By ZEA IO MING C. CAPISTRANO
DAVAO CITY – Workers of a Japanese company which manufactures wall panels, roofing systems, and other building and housing materials for export is currently on demonstration after the management reportedly sacked more than 100 workers who refused to sign contracts putting them under labor agencies.
In a phone interview, Darren Dela Peña, 43, president of the Nakayama Organization of Workers – Southern Philippines Federation of Labor said they are supporting the majority of the workers who refused to sign the contracts with the agencies.
Dela Peña narrated that on June 30, Atty. Robert De Leon who is the legal counsel of Nakayama, along with the company’s Vice President identified as Akihiro Oshimaro, declared 157 project base workers as regular workers and that they would just have to submit their resumes.
The regular status of the workers would supposedly start by July 1, this year.
“Now they want the workers to sign a contract with the agency and the workers did not sign, because they believe that they don’t have to since they are already declared as regular workers,” said Dela Peña.
“They didn’t sign a contract, now they were not allowed to work in Nakayama,” he said.
The said contract, Dela Peña added, states that the workers who signed are not anymore connected to Nakayama and will be under the Workstation and Fat Manpower Services.
In a Facebook Account of Projectbase sa Nakayama, which is apparently made to air out the workers grievances, a certain Jessica Ferolin Dimas posted on Tuesday:
“The legal counsel of Nakayama, along with one Japanese, announced himself that starting July 1, 2015 all project based workers in Nakayama are regular workers. A while ago, the Japanese was interviewed and said “those workers who are rallying outside are not workers of Nakayama, they are under the agency..” Have you forgotten what you told the workers that they would be regular workers starting July 1 or is it just that you do not have a word of honor?”
Dela Peña said out of the 157 workers, only 122 are left who still refuse to sign new contracts placing them under labor agencies.
Kilusang Mayo Uno (KMU) said “compelling the workers to sign a new contract would strip them of their right to regular employment.”
“By operation of law, these 157 workers should already be considered regular workers since they have been working with the company for one to six years. The Labor Code ensures that if a worker has been employed with a company for six months and one day, they are effectively considered to be regular workers,” said Carlo Olalo, spokesperson of KMU Southern Mindanao.

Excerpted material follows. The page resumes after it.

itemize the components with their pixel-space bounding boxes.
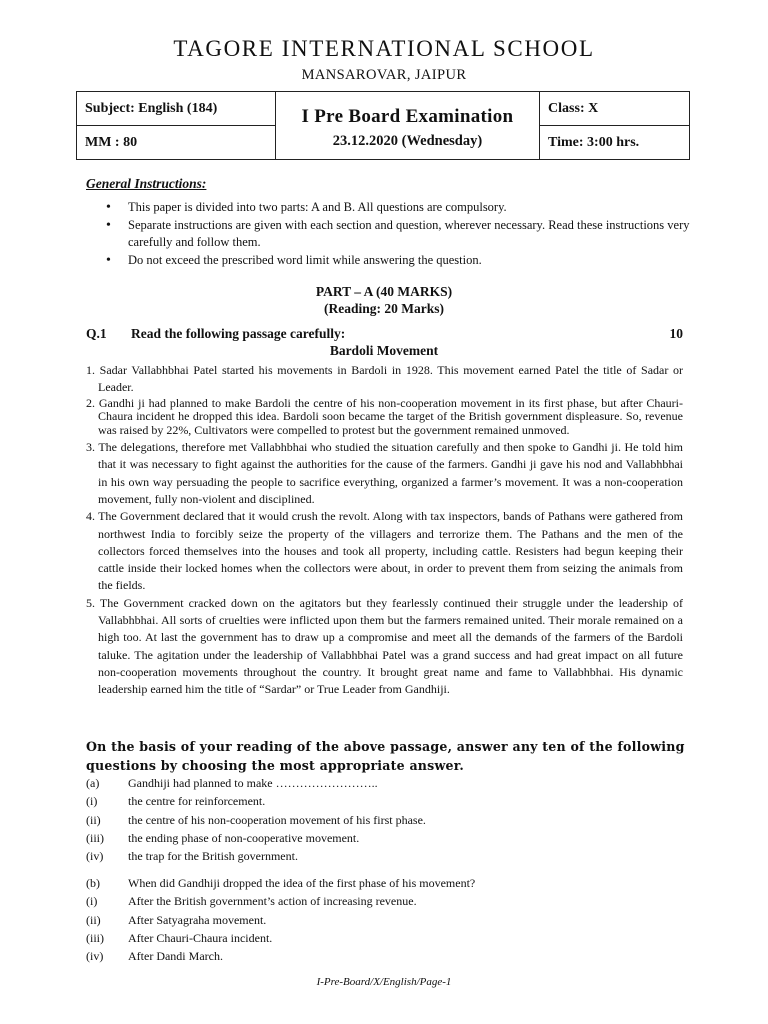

Olalo said Department of Labor and Employment Department Order No. 18-A (DOLE DO 18-A), signed under Aquino’s term, is “permitting companies to convert “overstaying” workers (shopfloor terminology for workers who by law, should have been declared as regulars but remain contractual workers) into agency hires capriciously.”
He said the Department Order has made contractualization “even more widespread through the creation of labor agencies.”
“Under DO 18-A, it has now become legal for companies to evade responsibility in giving workers their right to regular employment. Agency hires have 5-month contracts which instantly cut off their chances at becoming regular workers with rights and benefits under the law,” Olalo added.
KMU said they are condemning the Aquino administration “for its espousal of neoliberal policies in labor, particularly the legalization of contractual employment through the passage of labor laws and policies that normalize the continuous and sustained attack of workers’ right to life, human rights, and freedom of association.”
Dela Peña said they will fight for the remaining workers who decided not to sign the contract.
He said there will be a conference on Thursday and that they are requesting the Dole to allow them represent for the workers.
Nakayama Technology Corporation was established in 2001. Its 70,000 square meter manufacturing plant is located along Diversion Road of Barangay Cogon in Digos City, Davao del Sur.